Casei-me com Maria Rita por livre e espontânea vontade dela e de todos seus familiares.

— Vocês nunca vão ser felizes, se depender de mim!

— Ah, é? O que pretendes fazer?

— Aníbal sacou um revólver e o apontou para Robério que em fração de segundos jogou a pinhola e com um golpe certeiro tirou das mãos de agressor a arma antes que o maluco puxasse o gatilho.

— Apeou do cavalo, o agarrou pelo colarinho e disse:

Saiba que estás lidando com um peão bem traquejado e acostumado domar animais. Pena que o senhor me pareceu um animal precisando ser cuidado!

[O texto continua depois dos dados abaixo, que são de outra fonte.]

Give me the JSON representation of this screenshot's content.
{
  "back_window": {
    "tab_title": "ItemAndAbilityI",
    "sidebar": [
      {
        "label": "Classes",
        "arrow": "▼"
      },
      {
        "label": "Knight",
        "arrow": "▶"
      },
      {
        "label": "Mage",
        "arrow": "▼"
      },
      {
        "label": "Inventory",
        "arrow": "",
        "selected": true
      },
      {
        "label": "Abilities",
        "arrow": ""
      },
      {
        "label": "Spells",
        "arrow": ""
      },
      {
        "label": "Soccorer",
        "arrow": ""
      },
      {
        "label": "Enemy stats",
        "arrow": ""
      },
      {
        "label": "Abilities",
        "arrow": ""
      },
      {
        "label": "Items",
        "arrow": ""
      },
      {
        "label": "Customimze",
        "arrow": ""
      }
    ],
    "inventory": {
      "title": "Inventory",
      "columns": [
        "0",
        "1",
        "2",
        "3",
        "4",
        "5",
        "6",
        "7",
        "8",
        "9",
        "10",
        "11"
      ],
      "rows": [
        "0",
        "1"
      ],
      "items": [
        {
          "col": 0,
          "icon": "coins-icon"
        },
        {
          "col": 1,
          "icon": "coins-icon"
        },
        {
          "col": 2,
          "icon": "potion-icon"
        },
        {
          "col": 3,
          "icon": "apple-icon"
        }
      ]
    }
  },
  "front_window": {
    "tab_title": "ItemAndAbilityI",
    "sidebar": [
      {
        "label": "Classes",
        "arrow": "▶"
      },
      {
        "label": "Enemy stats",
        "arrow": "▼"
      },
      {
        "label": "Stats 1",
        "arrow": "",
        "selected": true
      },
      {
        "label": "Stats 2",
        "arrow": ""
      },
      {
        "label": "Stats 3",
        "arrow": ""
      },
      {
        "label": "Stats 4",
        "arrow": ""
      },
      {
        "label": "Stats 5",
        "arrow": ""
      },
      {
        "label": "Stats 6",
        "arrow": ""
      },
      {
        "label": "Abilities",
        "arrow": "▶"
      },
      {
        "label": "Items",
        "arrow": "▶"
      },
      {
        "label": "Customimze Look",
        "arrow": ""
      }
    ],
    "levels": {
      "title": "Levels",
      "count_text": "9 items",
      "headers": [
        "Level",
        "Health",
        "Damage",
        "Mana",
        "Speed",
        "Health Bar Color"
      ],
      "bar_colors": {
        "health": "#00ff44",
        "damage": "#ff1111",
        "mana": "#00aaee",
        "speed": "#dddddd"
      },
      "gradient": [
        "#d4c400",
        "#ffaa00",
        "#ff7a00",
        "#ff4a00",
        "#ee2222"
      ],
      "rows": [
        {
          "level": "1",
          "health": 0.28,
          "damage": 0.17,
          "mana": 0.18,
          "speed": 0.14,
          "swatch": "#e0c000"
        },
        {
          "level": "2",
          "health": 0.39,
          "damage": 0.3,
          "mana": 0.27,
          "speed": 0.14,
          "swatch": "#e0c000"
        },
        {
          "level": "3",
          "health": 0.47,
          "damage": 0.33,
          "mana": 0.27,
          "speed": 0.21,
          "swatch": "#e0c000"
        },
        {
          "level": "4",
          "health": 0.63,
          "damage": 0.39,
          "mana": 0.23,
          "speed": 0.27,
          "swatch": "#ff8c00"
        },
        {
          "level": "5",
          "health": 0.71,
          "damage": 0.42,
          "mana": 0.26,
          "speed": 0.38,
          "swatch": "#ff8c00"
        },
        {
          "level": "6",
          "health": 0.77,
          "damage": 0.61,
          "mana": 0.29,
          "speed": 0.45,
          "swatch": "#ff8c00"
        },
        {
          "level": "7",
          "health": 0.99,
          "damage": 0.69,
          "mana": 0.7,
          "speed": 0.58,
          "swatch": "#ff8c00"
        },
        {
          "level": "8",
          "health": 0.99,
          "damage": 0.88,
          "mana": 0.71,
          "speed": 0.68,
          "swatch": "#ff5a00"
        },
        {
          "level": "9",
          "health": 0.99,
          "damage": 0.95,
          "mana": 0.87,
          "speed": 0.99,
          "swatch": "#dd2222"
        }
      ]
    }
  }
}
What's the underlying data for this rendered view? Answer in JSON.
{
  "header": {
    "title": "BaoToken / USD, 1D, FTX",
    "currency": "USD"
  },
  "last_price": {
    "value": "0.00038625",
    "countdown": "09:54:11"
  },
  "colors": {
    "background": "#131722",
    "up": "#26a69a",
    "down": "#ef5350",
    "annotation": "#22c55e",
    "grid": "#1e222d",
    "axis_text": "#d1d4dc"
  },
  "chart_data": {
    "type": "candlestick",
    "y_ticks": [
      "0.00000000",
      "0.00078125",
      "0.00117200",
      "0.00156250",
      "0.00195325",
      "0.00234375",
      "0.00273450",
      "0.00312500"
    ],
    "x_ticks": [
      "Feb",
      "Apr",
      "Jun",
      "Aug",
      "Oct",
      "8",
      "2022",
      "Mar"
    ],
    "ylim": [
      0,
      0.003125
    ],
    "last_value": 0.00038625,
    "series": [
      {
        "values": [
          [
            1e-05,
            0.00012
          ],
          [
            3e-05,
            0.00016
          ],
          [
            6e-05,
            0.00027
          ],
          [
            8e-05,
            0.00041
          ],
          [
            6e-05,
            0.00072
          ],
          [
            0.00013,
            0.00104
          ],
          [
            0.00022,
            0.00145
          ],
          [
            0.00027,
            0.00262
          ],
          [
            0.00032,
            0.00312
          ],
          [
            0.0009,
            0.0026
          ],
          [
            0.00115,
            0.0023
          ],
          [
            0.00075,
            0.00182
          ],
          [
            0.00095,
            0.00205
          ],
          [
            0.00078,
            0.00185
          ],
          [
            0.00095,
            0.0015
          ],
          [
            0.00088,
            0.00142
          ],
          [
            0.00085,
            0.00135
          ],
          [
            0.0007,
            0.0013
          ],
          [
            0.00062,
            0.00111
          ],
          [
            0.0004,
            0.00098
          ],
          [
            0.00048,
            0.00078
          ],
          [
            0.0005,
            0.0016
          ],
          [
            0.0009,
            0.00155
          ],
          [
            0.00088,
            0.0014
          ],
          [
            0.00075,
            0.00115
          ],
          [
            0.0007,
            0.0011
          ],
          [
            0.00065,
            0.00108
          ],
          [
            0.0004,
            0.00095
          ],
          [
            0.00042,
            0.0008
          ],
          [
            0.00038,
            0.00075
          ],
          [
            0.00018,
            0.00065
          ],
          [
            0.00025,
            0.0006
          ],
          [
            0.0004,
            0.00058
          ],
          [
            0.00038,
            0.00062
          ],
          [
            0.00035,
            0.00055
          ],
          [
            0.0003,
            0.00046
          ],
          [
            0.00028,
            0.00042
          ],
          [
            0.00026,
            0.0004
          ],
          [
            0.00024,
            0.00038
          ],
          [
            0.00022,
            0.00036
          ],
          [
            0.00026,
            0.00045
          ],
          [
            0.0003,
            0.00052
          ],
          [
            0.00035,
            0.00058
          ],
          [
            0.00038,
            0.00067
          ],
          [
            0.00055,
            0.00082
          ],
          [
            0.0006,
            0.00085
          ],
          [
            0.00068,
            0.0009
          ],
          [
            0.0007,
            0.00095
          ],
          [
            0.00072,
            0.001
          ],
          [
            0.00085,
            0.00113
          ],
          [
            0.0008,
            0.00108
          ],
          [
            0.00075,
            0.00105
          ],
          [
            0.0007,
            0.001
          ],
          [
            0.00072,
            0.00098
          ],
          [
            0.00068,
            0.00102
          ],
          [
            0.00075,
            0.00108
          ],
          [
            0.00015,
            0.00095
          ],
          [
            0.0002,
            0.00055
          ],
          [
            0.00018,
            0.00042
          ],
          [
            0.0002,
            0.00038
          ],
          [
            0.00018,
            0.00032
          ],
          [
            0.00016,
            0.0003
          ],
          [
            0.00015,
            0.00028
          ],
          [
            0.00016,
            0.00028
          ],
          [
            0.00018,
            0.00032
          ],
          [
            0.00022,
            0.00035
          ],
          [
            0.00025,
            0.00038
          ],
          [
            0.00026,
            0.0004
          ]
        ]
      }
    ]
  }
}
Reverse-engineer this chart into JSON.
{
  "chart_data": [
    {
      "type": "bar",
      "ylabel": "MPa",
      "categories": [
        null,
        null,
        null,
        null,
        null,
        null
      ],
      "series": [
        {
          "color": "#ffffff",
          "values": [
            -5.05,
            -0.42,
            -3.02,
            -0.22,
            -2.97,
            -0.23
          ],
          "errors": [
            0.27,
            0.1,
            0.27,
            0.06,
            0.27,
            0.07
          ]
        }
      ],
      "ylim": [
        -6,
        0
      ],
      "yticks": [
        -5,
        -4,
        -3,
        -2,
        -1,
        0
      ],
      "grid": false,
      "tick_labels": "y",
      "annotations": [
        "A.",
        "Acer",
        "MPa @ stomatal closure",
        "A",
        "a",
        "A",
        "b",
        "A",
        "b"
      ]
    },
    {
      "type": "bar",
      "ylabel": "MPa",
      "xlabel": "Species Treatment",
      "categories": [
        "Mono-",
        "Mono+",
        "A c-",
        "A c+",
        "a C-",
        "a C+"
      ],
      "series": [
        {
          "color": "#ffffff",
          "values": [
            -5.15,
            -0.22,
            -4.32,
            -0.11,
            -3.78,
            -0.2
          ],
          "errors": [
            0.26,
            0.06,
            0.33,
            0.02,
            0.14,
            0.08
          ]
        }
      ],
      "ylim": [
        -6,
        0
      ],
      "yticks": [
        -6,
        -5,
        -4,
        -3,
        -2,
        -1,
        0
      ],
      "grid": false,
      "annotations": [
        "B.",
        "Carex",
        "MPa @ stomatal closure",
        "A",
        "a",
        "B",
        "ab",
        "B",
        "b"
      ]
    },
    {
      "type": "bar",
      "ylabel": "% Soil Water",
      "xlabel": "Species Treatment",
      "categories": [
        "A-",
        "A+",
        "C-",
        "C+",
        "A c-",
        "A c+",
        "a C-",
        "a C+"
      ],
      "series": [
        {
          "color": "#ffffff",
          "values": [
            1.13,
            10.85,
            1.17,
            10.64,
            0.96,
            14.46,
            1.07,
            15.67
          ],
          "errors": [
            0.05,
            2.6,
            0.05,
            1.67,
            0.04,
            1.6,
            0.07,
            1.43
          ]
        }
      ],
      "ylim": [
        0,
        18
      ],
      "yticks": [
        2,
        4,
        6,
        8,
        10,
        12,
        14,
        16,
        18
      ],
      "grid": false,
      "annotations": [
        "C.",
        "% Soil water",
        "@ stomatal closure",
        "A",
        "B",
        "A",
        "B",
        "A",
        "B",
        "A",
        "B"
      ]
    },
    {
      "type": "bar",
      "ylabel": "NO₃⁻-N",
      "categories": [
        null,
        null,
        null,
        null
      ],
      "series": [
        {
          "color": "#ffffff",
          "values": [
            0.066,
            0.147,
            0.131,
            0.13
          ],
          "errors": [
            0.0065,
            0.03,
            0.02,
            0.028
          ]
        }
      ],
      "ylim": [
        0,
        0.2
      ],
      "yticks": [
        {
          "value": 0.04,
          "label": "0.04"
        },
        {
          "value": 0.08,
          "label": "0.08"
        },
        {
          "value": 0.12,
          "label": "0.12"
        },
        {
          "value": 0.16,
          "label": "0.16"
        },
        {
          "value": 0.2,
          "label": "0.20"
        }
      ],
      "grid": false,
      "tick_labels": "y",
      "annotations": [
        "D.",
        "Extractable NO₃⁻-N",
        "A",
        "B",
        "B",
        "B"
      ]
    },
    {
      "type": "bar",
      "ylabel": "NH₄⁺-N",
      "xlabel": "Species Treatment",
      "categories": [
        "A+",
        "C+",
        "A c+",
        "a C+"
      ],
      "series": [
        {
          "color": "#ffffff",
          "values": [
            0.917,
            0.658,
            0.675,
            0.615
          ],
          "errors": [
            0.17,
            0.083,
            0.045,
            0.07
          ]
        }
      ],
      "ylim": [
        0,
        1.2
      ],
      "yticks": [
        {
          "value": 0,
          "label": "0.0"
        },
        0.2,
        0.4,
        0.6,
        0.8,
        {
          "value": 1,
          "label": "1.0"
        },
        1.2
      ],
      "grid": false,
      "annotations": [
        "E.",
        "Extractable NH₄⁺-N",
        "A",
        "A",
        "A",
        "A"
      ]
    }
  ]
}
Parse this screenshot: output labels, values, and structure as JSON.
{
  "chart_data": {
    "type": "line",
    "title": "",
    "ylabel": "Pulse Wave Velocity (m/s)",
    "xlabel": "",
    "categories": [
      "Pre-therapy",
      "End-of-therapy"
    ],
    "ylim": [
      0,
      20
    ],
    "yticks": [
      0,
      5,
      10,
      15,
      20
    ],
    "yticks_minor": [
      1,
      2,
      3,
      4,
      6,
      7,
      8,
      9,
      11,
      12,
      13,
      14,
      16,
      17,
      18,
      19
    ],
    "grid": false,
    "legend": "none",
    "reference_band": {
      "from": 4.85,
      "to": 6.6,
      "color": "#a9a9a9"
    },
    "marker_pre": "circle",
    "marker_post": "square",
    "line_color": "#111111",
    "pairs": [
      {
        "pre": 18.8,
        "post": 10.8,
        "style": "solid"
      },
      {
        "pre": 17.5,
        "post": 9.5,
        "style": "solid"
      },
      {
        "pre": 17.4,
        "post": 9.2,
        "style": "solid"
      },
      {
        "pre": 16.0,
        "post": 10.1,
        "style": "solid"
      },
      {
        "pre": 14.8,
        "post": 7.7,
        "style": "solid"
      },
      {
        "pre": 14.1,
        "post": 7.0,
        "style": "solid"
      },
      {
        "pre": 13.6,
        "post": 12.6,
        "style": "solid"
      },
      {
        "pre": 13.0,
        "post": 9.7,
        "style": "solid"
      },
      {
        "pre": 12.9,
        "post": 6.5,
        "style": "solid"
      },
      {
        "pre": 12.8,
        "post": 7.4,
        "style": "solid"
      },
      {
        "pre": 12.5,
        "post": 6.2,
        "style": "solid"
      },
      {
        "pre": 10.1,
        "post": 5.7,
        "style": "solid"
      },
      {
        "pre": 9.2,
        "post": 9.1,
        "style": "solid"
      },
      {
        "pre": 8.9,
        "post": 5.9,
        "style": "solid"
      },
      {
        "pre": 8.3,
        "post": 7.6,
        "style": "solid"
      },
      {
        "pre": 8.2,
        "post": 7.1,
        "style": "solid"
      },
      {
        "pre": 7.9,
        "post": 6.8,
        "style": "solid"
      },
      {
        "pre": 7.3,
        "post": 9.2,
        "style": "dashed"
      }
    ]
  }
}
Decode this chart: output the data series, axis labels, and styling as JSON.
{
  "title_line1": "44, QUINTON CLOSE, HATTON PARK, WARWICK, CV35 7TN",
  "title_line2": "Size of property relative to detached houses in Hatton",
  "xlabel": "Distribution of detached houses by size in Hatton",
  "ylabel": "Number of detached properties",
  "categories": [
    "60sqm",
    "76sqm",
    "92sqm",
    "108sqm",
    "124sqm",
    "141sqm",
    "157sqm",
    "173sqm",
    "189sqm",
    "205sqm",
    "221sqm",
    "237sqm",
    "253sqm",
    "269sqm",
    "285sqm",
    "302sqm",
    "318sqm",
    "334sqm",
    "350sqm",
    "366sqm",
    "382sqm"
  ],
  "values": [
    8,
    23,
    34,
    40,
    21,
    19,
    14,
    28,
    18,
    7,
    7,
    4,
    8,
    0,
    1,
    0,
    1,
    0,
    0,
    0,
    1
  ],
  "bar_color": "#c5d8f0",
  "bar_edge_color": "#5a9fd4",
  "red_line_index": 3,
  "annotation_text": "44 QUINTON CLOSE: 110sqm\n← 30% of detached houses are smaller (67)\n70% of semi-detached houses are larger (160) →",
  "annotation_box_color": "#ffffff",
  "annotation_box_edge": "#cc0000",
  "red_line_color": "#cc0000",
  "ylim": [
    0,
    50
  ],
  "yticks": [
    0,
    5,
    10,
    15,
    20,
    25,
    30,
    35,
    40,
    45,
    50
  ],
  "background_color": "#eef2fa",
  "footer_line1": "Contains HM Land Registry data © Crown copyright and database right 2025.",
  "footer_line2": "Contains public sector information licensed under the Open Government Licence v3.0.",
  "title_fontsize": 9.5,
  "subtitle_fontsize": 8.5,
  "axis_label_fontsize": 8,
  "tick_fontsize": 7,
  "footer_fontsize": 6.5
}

— Mas eu não sou um animal!

— De certo que não! Animal xucro a gente doma.

Mas pessoas a gente respeita e trata como merecem!

— O senhor me desculpe!

— Com toda certeza meu caro jovem. Ouça bem um conselho. Muda de vida e não jogue sua juventude na sarjeta. A vida tem valor quando vivida com dignidade! Cuida-se enquanto é tempo. O futuro trará de volta sua dignidade e saúde com toda certeza.

— Vocês podem estar certos de que nunca mais vou importunar vocês! Podem acreditar!

— Espero te ver novamente Aníbal, mas com saúde e

 sobriedade. É tudo que desejo pra você!

Aquele momento desagradável, o qual poderia ter sido a causa de uma tragédia, não fosse a habilidade e confiança da parte de Robério, passou como um relâmpago.

Os dois voltaram e fizeram questão de dar por encerrada aquela infantilidade do rapaz.

— Maria Rita lamentou a inconveniência de Aníbal e assegurou que sentia muita pena dele. Também admirou a atitude de Robério por não o ter machucado, não levando em conta as suas ameaças!

— Disse ele a sua esposa: também admiro você cada dia mais por ter um coração generoso e amável, com tamanha bondade e serenidade!

— Obrigada amor! Que pense assim por toda a vida!

Percebendo que Aníbal andava muito doente e preste a

contrair uma cirrose generalizada, invés de tomar como ofensa suas ameaças, procuraram seus pais e prontificaram a ajudá-los no que fosse preciso.